I logged a case with another vendor requesting sample records. A week later I called to see what happened. They had it, but it had not yet been assigned. They didn't consider seven days in their queue with no feedback bad. I do. At least confirm that it's been recieved. Calling them of course routed me through a phone tree and ultimately to not one but two people who didn't know anything about the product I was calling about (which at least they acknowledged). I was also strongly admonished to open everything online and have a case number when calling. I'm still waiting to hear about the sample records request and that's a week after they bumped up the priority.

Trying to find a person knowledgeable about the product to ask questions of has proved to be daunting as well. I finally did. They suggested a time to talk which I confirmed. This was all by e-mail, which included a signature block with all my information, including phone number. The response I got to my confirmation was a request for my phone number. I've set my expectations very low for this particular chat.

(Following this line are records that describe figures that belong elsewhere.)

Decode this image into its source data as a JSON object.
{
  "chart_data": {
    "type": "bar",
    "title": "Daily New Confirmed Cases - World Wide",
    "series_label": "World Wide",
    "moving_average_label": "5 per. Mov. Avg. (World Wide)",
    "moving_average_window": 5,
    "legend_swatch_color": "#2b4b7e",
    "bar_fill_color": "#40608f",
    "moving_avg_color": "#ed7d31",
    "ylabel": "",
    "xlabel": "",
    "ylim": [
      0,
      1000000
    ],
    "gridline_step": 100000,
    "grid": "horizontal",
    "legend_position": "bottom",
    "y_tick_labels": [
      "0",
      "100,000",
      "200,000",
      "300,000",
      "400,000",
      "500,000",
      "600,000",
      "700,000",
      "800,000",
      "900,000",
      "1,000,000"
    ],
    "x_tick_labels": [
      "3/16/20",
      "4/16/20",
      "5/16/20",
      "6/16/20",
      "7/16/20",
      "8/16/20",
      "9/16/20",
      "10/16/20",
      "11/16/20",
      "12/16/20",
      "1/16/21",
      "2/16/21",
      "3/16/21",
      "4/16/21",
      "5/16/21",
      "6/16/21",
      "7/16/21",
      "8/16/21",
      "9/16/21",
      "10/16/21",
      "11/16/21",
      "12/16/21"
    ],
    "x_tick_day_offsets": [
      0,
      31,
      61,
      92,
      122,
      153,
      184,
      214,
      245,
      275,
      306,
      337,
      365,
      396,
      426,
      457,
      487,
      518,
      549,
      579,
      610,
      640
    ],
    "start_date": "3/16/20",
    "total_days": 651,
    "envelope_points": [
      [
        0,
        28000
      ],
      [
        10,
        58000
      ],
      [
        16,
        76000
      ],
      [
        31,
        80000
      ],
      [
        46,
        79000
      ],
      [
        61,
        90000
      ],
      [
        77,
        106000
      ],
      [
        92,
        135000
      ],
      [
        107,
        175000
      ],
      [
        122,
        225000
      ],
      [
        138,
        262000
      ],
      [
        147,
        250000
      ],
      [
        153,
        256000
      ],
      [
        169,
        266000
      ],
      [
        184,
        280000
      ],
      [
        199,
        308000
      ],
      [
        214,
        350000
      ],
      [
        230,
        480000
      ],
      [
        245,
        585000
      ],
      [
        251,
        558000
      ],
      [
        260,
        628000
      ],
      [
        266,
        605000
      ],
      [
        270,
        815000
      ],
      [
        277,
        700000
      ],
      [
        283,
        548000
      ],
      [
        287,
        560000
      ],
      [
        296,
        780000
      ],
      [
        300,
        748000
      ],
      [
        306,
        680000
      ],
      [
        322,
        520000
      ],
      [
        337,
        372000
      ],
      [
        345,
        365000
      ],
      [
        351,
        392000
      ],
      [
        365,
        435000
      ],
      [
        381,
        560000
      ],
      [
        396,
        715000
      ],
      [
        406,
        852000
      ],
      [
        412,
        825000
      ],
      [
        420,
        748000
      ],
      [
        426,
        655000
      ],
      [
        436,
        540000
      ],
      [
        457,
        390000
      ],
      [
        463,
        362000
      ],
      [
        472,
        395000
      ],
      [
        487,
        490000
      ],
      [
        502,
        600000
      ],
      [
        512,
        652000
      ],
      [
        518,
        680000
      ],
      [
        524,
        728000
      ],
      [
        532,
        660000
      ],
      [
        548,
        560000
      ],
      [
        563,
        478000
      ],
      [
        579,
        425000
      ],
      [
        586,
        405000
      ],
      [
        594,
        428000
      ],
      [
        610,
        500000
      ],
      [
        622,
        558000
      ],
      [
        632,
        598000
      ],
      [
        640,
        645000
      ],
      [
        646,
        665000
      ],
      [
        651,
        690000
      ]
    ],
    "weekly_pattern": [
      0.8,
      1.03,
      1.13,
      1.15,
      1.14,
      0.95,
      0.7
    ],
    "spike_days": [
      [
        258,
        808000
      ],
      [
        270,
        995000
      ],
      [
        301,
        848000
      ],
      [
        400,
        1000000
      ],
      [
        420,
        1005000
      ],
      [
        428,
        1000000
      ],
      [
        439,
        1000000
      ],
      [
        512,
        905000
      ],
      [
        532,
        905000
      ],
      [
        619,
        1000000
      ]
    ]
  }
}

I'm waiting on a response from another vendor, though the logged case was acknowledged by e-mail. And, I've sent two e-mails to another vendor's support e-mail requesting technical assistance over an almost two week period. I will try calling them today as I've received no response. I'm guessing I haven't logged my question correctly, but, darn it, I looked everywhere for technical support information and the e-mail was the best I could come up with.

I have done customer service of this nature and understand the need for and the use of CRM software. I also somewhat understand the need to designate those that can log cases. From my perspective over the past couple of weeks, though, this process seems to make support choppy and almost always involves a lag time. I need to allow at least a day for a response, which impacts my work.